Добрая шведка тотчас же преисполнилась сочувствия. Да, да,
она сразу пойдет к американке. Конечно, такое ужасное
потрясение, а ведь бедная дама и без того расстроена и
поездкой, и разлукой с дочерью. Ну конечно же, она немедленно
отправится туда... ее чемодан не заперт... и она обязательно
возьмет с собой нашатырный спирт.
Шведка опрометью кинулась в коридор. Осмотр ее пожитков
занял мало времени. Они были до крайности убоги. Она, видно,
еще не обнаружила пропажу проволочных сеток из шляпной коробки.
Мисс Дебенхэм отложила книгу и стала наблюдать за Пуаро. Она
беспрекословно отдала ему ключи от чемодана, а когда чемодан
был открыт, спросила:
-- Почему вы отослали ее, мсье Пуаро?
-- Отослал? Чтобы она поухаживала за американкой, для чего
же еще?
-- Отличный предлог, но тем не менее только предлог.
-- Я вас не понимаю, мадемуазель.
-- Я думаю, вы прекрасно меня понимаете, -- улыбнулась она.

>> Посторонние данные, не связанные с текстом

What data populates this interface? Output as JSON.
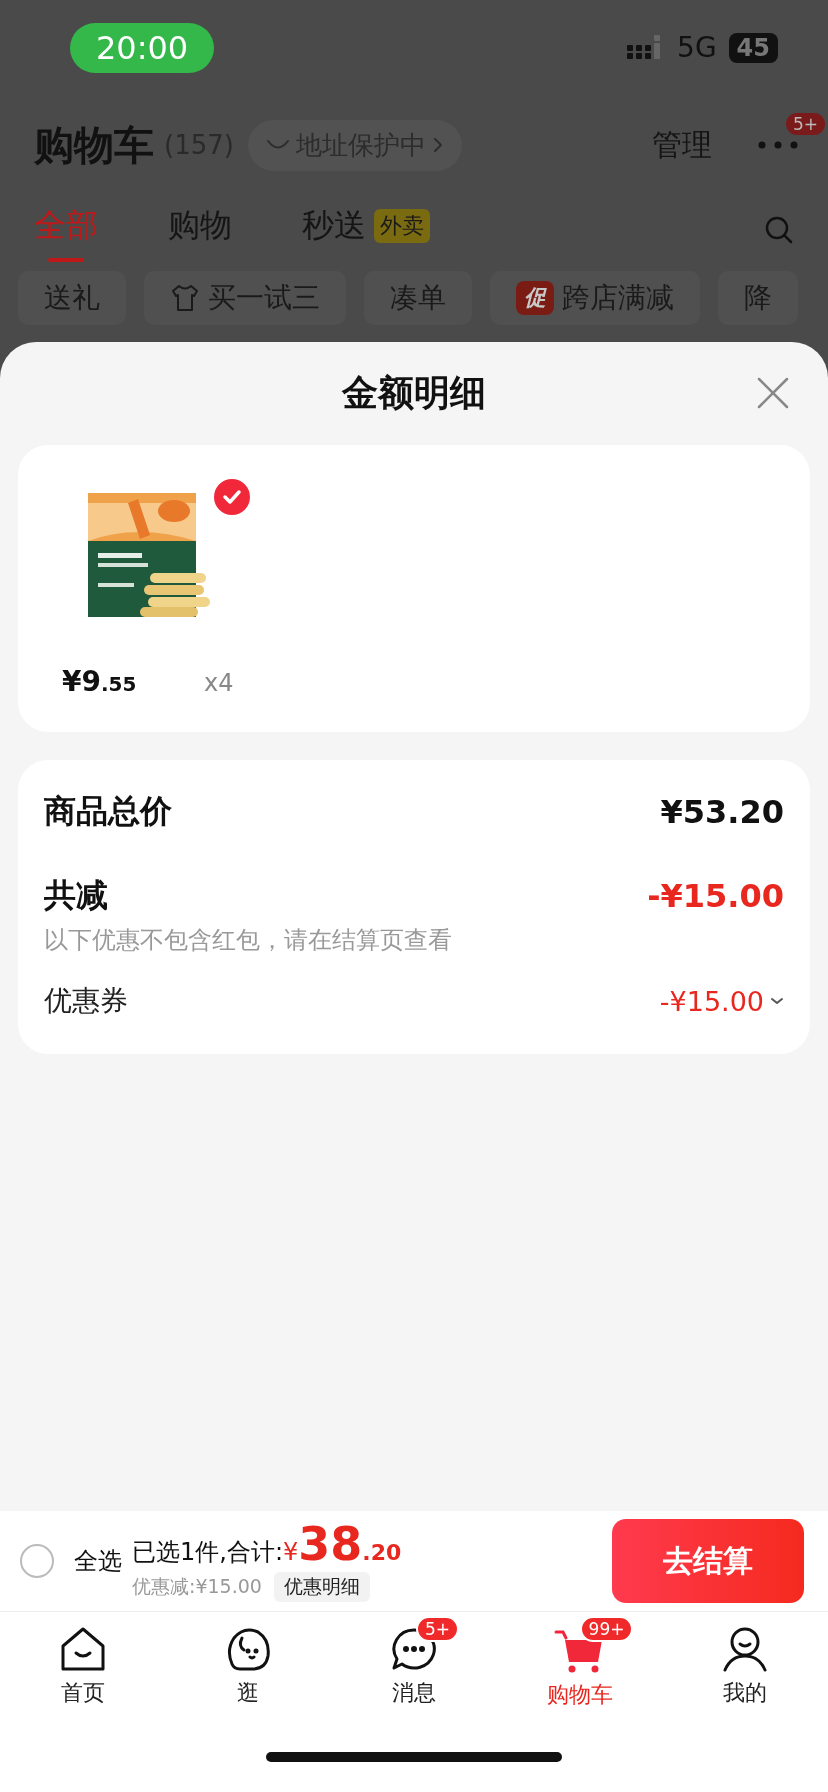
{
  "status_bar": {
    "time": "20:00",
    "network": "5G",
    "battery": "45"
  },
  "header": {
    "title": "购物车",
    "count": "(157)",
    "address_chip": "地址保护中",
    "manage": "管理",
    "more_badge": "5+"
  },
  "tabs": [
    {
      "label": "全部",
      "selected": true
    },
    {
      "label": "购物",
      "selected": false
    },
    {
      "label": "秒送",
      "selected": false,
      "badge": "外卖"
    }
  ],
  "chips": [
    {
      "kind": "plain",
      "label": "送礼"
    },
    {
      "kind": "shirt",
      "label": "买一试三"
    },
    {
      "kind": "plain",
      "label": "凑单"
    },
    {
      "kind": "promo",
      "tag": "促",
      "label": "跨店满减"
    },
    {
      "kind": "plain",
      "label": "降"
    }
  ],
  "sheet": {
    "title": "金额明细",
    "product": {
      "kind": "picture",
      "checked": true,
      "price_symbol": "¥",
      "price_int": "9",
      "price_dec": ".55",
      "quantity": "x4"
    },
    "summary": {
      "total_label": "商品总价",
      "total_value": "¥53.20",
      "reduce_label": "共减",
      "reduce_value": "-¥15.00",
      "note": "以下优惠不包含红包，请在结算页查看",
      "coupon_label": "优惠券",
      "coupon_value": "-¥15.00"
    }
  },
  "checkout_bar": {
    "select_all": {
      "label": "全选",
      "checked": false
    },
    "selected_text": "已选1件,合计:",
    "total_symbol": "¥",
    "total_int": "38",
    "total_dec": ".20",
    "discount_text": "优惠减:¥15.00",
    "detail_button": "优惠明细",
    "checkout_button": "去结算"
  },
  "nav": [
    {
      "kind": "home",
      "label": "首页",
      "selected": false
    },
    {
      "kind": "face",
      "label": "逛",
      "selected": false
    },
    {
      "kind": "message",
      "label": "消息",
      "selected": false,
      "badge": "5+"
    },
    {
      "kind": "cart",
      "label": "购物车",
      "selected": true,
      "badge": "99+"
    },
    {
      "kind": "person",
      "label": "我的",
      "selected": false
    }
  ]
}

-- Вы хотели поговорить со мной наедине. Правда?
-- Я ничего подобного не говорил, мадемуазель.
-- И не думали? Да нет, вы об этом думали, верно?
-- Мадемуазель, у нас есть пословица...
-- Qui s'excuse s'accuse, -- вы это хотели сказать?
Признайте, что я не обделена здравым смыслом и
наблюдательностью. Вы почему-то решили, будто мне что-то
известно об этом грязном деле -- убийстве человека, которого я
никогда в жизни не видела.
-- Чистейшая фантазия, мадемуазель.
-- Нет, вовсе не фантазия. И мне кажется, мы тратим время
попусту -- скрываем правду, кружимся вокруг да около, вместо
того чтобы прямо и откровенно перейти к делу.
-- А вы не любите тратить время попусту? Вы любите хватать
быка за рога? Вам нравятся откровенность и прямота? Что ж, буду
действовать с излюбленной вами прямотой и откровенностью и
спрошу, что означают некоторые фразы, которые я случайно
подслушал по пути из Сирии. В Конье я вышел из вагона, как
говорят англичане, "порастянуть ноги". Было тихо, я услышал
голоса -- ваш и полковника. Вы говорили ему: "Сейчас не время.
Когда все будет кончено... И это будет позади..." Что означали
ваши слова, мадемуазель?
-- Вы думаете, я имела в виду убийство? -- спокойно спросила
она.
-- Здесь вопросы задаю я, мадемуазель.
Она вздохнула и задумалась.
-- В этих словах был свой смысл, мсье, -- сказала она через
минуту, словно очнувшись от сна, -- но какой -- этого я вам
сказать не могу. Могу только дать честное слово, что я и в
глаза не видела Рэтчетта, пока не села в поезд.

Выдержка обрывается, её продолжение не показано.